Dr. Louis T. Talbot tells of a time when he was conducting a meeting in Chicago. It was near the end of World War I. He writes, “I attended a fellowship dinner. There were representatives from several nations present. A Christian Jew presided over the meeting. Next to him sat a German. I, and Englishman, sat next to an Irishman. And Italian sat next to an Austrian. A Japanese sat next to a Chinese, and so no around the table. Were they fighting? Not at all! They were having the most blessed fellowship that believers can have on earth. They were united by one Spirit in Christ! At the close of the dinner, we stood and joined hands – our hearts were already united in Christian love – and sang, ‘Blest be the tie that binds!’”
Fellowship is said to be friendly association, especially with people who share the same interests. Fellowship is a blessed byproduct of being a part of the family of God. Fellowship is foundation within the Church. It is part of the natural divine design of the Church. Fellowship is void of any hint at individualism. The very nature of the word implies association among people. Sadly, many miss out on the opportunity to experience the joy of fellowship among believers – some do so by choice, others through no fault of their own. Many look at the Church and are convinced that they do not fit in. And so, they search within themselves searching for the meaning of their existence. Sydney Harris (no relation…) commented on this reality and said, “Searching for oneself within is as futile as peeling an onion to find the core: when you finish, there is nothing there but peelings; paradoxically, the only way to find oneself is to go outward to a genuine meeting with another.”
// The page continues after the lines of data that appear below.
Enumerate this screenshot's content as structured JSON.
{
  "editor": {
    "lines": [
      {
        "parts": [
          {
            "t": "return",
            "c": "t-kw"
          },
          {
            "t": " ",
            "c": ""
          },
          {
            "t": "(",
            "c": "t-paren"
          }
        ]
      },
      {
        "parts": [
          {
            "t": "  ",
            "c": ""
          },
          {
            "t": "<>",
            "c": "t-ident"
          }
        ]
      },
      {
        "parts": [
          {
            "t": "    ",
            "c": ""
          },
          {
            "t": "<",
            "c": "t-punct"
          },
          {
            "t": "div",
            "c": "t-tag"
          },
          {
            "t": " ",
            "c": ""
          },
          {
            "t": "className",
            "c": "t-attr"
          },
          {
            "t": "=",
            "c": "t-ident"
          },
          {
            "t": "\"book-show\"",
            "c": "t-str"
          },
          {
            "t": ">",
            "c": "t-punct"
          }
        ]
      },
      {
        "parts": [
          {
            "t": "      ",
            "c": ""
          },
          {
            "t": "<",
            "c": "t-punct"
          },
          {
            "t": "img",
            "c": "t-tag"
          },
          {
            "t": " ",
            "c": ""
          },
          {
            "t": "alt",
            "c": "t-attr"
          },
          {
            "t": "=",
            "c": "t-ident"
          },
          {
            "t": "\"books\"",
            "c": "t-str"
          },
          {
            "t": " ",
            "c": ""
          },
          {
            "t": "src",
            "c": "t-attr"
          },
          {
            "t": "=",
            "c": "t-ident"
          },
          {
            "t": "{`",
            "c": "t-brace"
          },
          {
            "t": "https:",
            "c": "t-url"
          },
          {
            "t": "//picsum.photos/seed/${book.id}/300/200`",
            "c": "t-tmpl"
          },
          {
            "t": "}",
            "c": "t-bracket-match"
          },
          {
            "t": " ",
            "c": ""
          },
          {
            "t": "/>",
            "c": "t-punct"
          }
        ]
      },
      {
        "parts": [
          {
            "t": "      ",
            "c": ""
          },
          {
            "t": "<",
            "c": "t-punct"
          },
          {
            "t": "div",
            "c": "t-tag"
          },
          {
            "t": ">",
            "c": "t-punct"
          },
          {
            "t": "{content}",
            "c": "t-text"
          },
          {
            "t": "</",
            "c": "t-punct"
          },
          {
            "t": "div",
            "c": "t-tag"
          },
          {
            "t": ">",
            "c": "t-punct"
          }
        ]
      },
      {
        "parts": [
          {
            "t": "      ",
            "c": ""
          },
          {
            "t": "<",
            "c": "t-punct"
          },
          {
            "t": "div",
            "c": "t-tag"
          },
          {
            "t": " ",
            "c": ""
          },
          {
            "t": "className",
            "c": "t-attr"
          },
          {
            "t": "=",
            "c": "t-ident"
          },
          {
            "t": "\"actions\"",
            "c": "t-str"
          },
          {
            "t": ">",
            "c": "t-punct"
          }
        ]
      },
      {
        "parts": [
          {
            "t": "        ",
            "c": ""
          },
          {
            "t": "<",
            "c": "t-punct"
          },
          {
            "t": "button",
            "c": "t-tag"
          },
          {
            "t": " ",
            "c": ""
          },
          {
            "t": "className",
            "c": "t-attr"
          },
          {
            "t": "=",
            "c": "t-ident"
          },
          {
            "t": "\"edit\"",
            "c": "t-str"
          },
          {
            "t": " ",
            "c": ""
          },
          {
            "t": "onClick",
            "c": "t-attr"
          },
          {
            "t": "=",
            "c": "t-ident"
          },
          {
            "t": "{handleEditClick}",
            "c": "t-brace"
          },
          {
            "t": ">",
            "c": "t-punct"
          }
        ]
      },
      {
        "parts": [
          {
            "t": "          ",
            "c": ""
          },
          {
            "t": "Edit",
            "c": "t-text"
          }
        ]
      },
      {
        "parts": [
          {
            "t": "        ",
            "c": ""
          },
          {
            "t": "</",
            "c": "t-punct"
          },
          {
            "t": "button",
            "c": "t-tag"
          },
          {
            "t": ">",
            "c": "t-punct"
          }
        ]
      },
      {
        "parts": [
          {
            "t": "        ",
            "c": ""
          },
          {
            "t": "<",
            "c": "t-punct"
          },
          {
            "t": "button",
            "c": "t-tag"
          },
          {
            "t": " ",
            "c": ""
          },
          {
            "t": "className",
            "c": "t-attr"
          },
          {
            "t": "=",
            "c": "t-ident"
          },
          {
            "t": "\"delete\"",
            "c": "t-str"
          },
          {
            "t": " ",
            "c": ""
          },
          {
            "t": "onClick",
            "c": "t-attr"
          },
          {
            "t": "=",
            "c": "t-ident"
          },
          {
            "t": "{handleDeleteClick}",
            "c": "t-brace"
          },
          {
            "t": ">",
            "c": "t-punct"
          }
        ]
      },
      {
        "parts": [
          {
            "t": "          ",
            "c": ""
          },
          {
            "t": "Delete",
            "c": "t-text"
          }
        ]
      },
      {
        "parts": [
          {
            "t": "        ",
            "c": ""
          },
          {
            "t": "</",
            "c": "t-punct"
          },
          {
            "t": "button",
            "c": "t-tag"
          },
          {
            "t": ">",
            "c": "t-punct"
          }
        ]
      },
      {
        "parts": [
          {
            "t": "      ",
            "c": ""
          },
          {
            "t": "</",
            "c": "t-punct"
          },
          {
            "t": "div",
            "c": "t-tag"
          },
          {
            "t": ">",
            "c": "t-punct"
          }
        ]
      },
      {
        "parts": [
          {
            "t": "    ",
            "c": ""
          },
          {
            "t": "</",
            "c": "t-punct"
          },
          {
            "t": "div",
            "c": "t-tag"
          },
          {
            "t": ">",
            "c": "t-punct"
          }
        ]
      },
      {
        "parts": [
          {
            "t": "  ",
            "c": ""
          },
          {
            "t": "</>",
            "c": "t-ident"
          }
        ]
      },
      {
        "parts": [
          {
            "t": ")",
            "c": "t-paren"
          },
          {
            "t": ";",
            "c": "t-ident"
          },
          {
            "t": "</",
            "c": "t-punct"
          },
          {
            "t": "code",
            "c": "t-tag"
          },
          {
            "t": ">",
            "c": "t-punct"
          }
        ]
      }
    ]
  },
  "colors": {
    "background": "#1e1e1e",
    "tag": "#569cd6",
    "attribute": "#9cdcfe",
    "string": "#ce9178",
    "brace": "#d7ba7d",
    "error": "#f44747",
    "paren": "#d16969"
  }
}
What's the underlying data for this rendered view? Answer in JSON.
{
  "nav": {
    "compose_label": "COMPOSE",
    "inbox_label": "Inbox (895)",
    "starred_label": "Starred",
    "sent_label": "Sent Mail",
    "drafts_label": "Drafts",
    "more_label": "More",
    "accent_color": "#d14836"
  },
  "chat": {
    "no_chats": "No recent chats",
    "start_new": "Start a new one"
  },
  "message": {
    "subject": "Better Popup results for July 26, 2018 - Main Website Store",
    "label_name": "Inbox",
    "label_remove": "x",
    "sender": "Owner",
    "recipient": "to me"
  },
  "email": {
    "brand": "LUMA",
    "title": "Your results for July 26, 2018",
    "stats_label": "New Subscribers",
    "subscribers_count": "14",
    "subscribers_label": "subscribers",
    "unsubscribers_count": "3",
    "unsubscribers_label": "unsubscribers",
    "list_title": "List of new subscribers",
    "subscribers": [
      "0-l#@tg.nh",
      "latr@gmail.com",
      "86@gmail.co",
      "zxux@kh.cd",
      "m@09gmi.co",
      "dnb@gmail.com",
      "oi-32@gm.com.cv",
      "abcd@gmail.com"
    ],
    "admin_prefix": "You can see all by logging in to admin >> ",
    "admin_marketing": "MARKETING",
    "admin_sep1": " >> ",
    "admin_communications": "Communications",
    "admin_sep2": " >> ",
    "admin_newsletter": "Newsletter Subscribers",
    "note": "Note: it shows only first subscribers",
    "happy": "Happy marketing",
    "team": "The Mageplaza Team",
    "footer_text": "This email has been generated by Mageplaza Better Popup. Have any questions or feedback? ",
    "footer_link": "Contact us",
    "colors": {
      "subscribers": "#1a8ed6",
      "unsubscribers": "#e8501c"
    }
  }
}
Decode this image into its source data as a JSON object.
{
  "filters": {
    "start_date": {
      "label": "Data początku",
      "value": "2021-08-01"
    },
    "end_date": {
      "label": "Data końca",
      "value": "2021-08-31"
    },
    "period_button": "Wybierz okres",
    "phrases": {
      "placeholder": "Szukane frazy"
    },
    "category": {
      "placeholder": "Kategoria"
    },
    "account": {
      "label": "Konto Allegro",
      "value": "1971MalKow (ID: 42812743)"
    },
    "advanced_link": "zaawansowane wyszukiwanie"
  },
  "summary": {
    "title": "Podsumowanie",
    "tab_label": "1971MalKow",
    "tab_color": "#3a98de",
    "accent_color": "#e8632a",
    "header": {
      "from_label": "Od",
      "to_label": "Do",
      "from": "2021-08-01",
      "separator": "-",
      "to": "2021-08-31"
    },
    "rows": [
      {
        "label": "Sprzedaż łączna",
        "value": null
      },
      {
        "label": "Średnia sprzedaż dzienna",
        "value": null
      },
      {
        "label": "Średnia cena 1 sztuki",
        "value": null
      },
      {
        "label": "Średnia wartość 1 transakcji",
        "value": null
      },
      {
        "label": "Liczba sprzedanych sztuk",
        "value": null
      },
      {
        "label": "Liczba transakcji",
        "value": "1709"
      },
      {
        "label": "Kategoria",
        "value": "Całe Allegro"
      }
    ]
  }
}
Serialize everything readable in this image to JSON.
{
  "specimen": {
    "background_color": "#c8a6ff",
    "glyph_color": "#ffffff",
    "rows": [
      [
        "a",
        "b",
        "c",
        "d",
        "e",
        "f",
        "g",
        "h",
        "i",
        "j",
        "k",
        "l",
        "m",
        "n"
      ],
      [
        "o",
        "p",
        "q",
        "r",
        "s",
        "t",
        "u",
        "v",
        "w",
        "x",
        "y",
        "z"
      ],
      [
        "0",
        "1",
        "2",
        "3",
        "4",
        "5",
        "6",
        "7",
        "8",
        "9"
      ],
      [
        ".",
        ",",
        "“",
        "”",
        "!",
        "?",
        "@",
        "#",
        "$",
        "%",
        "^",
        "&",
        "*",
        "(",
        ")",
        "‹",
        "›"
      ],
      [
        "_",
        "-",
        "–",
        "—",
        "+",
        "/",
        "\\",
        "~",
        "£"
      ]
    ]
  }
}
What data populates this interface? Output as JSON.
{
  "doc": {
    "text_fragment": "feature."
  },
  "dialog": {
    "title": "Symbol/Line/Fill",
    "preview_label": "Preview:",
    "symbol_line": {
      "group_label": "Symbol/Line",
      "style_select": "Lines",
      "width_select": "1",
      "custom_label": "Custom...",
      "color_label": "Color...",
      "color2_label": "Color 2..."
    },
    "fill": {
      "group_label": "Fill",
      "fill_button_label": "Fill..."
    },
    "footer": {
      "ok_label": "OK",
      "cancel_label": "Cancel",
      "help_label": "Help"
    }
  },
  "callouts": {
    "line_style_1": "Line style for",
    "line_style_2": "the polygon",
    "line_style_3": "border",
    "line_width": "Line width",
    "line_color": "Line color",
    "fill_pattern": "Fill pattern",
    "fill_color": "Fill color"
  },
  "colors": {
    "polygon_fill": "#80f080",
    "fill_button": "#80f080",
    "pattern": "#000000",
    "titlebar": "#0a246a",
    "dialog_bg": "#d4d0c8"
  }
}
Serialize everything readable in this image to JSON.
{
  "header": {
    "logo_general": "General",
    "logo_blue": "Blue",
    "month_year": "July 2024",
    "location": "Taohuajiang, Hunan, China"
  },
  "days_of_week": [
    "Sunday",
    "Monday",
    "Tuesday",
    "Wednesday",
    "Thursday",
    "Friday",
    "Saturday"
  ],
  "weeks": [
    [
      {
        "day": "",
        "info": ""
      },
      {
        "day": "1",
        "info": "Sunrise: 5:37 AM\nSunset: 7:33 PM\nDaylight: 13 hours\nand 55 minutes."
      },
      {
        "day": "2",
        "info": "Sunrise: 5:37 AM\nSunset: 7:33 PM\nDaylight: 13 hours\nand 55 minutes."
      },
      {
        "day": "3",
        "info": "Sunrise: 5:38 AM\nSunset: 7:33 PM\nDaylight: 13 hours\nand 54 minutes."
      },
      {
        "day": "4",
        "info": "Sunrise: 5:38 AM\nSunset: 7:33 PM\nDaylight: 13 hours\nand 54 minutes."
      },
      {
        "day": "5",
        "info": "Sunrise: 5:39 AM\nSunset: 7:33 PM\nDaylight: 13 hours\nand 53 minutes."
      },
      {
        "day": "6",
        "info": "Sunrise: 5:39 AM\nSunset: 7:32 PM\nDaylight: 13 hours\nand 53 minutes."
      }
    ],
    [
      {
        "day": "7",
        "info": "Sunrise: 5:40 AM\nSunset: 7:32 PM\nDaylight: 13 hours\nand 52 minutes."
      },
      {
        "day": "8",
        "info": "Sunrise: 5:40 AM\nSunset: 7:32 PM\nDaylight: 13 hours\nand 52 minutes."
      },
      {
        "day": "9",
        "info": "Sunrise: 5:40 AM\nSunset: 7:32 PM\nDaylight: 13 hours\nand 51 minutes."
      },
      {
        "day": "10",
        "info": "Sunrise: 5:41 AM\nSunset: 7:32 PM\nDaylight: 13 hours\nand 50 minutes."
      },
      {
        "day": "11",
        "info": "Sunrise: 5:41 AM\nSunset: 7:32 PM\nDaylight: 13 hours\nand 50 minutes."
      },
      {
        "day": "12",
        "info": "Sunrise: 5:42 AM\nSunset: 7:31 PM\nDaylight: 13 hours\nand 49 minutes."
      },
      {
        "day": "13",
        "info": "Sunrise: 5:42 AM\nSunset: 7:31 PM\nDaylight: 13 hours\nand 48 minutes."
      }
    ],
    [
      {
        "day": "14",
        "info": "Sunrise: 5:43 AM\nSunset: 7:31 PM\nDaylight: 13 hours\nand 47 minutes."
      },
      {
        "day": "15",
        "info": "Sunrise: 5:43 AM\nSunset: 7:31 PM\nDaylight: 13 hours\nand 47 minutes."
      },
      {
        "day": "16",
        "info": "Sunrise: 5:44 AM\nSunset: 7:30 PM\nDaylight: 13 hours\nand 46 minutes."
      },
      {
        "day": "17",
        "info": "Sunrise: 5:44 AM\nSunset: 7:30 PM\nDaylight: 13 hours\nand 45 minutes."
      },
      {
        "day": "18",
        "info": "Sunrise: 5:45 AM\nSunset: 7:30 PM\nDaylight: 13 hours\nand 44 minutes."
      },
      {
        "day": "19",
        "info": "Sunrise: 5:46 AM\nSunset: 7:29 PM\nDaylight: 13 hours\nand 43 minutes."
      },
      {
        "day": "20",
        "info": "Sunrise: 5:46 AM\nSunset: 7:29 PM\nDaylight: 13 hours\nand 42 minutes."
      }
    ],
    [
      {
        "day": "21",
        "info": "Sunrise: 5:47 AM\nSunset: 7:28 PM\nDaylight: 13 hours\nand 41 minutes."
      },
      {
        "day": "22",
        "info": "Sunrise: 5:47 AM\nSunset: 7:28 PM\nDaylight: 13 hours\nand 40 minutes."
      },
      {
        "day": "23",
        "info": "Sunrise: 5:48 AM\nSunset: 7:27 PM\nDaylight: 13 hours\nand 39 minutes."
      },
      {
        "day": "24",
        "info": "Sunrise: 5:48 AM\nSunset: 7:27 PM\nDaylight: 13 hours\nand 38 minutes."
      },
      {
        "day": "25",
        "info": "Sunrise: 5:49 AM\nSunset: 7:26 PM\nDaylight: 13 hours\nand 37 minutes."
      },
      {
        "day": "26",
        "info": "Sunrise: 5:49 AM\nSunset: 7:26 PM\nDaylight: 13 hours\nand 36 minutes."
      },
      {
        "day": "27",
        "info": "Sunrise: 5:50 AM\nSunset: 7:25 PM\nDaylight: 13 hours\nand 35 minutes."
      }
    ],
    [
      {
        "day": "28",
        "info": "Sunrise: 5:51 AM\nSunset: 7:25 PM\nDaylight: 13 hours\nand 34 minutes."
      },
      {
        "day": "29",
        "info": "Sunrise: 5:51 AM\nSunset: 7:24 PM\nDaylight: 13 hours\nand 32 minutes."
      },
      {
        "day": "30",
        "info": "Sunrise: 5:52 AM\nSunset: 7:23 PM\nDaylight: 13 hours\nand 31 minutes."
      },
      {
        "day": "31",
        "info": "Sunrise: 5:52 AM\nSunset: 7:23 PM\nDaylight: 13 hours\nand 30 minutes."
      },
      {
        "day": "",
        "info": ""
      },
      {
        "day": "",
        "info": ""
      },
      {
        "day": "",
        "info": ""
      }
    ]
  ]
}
Charles Swindoll in Strengthening Your Grip, tells of our need for fellowship. But his explanation is rather interesting...and very true. He suggests that many Christian groups are like a pack of porcupines on a frigid wintry night. The cold drives us closer together in a tight huddle to keep warm. As we begin to snuggle really close, our sharp quills cause us to jab and prick each other -- a condition which forces us apart. But before long we start getting cold, so we move back to warm again, only to stab and puncture each other once more. He offers this funny poem:
To dwell above with saints we love,
That will be grace and glory.
To live below with saints we know;
That's another story.
"How can we break ye olde porcupine syndrome?" asks Swindoll. "The answer in one word is involvement. Or, to use the biblical term, it is fellowship." God has blessed us with the opportunity to be a part of his family, the Church. It is within the Church that true fellowship is enjoyed. My prayer is that we will commit ourselves to the life of Church, participating in its various ministry opportunities, engaging in biblical discussions in Bible classes and Life Groups, and being active in sharing our faith with those outside of Christ. When we do these, we will begin to understand the joy of enjoying fellowship.